Temos muitos nomes aqui para dar exemplo, de artistas que, em diferentes esferas desse universo, se relacionavam com a arte numa espécie de fuga da vida. Ou, num outro ponto de vista, convocatória de vida, em uma época em que performar nas redes sociais ainda nem era imaginável.
O caso de McQueen mostra o paradoxo do artista: o que a gente cria é, ao mesmo tempo, ferramenta de sobrevivência e fonte de renda, mas, infelizmente, fonte de desgaste. A passarela era um diário íntimo, onde ele imprimia suas dores, seus traumas e seus incômodos. Quando essa necessidade se encontra com as demandas externas do mercado, o universo interior de McQueen, que o permitia fantasiar novos mundos, entra em colapso.

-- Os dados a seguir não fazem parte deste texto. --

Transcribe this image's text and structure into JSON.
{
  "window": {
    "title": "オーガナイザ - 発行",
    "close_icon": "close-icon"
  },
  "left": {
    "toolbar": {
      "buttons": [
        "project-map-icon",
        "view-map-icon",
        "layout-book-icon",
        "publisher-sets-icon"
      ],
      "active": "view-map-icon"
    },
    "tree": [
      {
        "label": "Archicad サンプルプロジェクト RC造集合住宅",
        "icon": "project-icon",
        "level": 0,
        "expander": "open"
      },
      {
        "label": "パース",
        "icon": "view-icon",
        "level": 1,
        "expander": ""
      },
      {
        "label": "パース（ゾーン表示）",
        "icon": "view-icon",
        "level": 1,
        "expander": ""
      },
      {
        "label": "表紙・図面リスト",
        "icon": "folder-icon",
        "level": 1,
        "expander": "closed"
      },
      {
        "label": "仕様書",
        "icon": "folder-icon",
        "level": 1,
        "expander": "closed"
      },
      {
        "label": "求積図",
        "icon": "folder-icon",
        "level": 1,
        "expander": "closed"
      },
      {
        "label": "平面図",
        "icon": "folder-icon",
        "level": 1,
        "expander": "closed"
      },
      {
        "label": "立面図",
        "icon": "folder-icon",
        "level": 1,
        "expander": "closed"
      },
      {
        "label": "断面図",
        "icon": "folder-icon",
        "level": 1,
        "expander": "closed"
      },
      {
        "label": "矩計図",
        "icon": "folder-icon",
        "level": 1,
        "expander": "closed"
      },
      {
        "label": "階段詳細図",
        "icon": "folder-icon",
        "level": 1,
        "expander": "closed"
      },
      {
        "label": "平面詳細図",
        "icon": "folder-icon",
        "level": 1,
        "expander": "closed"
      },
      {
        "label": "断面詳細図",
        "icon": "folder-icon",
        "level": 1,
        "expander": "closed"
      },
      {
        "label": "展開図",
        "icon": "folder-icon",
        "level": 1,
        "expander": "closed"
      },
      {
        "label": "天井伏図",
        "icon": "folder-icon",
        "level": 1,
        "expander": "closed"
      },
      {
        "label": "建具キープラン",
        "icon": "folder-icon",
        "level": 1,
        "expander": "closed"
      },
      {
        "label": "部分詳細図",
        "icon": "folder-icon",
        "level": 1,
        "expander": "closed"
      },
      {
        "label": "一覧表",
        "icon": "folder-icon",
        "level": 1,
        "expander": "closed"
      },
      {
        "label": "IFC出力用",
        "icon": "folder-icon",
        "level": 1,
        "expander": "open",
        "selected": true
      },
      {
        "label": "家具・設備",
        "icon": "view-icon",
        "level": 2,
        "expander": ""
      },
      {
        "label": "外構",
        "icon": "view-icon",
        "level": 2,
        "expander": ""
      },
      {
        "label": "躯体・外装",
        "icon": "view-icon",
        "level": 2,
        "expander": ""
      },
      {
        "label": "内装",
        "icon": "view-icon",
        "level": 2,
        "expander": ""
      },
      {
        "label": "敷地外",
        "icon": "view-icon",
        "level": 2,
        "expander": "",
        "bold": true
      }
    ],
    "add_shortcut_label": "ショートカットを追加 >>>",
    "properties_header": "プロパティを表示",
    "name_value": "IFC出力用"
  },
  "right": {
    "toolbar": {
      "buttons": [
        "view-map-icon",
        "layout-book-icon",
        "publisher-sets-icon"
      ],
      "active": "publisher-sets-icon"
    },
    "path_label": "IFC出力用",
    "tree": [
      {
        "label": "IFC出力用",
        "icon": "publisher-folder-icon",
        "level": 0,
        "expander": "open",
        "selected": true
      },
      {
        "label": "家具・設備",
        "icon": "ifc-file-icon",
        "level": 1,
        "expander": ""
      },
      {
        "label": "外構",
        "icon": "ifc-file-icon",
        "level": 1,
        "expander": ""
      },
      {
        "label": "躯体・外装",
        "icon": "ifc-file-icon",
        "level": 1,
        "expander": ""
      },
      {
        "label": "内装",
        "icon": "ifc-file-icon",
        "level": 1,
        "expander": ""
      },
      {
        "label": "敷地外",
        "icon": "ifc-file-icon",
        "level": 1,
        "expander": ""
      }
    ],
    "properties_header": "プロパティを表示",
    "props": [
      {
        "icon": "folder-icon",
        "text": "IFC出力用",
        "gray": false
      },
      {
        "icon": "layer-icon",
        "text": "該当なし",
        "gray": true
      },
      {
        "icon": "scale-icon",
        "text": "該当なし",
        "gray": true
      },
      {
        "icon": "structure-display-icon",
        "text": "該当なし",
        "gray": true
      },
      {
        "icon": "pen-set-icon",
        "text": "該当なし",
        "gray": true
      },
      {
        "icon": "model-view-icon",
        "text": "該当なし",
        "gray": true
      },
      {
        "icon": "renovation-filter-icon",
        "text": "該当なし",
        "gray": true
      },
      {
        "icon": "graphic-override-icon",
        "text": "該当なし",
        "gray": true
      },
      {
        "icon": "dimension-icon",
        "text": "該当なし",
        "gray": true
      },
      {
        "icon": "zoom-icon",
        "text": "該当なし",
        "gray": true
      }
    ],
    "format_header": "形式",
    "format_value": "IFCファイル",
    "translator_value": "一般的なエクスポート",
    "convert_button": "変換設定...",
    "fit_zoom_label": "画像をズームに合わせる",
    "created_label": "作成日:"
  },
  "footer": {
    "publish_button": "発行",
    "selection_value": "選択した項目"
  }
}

Como falei, viver não se reduz ao pragmatismo de pagar contas. Para o artista, independentemente do gênero de atuação, viver é transbordar, dar formas a inquietações e traumas, externalizar sonhos, suspender a mente e desdobrar o corpo. Contudo, se tudo se torna automático, necessário, se passamos a ter que atender demandas de mercado, a gente perde a poética por trás do que nos convida ao ato criativo, nos transformando em mais uma parte da engrenagem capitalista que move o mundo.
Esse dilema atinge muitos artistas, que lidam com a criação como um modo de salvar-se do vazio da própria existência. Até que sentem-se sufocados pela expectativa de sempre precisar entregar algo novo, relevante, vendável.
Máquina nenhuma no mundo pode, de fato, substituir o que a gente faz. Contudo, o mundo não pode esperar que a gente seja capaz de entregar nada no ritmo de uma máquina. O tempo é aliado, o respiro é necessário. O ócio que precede a criação existe para que a gente seja, de fato, capaz de digerir o mundo e nos colocar acima do óbvio.
Esse ócio é criativo, parte do processo de criação, tempo útil para acumularmos forças para o próximo impulso, para ir além. Sob outro foco, se esse silêncio fosse respeitado e sustentado, talvez tivéssemos menos artistas reprimidos e mais luz e cores, mais poesia, mais gente pintando, cantando e musicando a vida. Precisamos disso!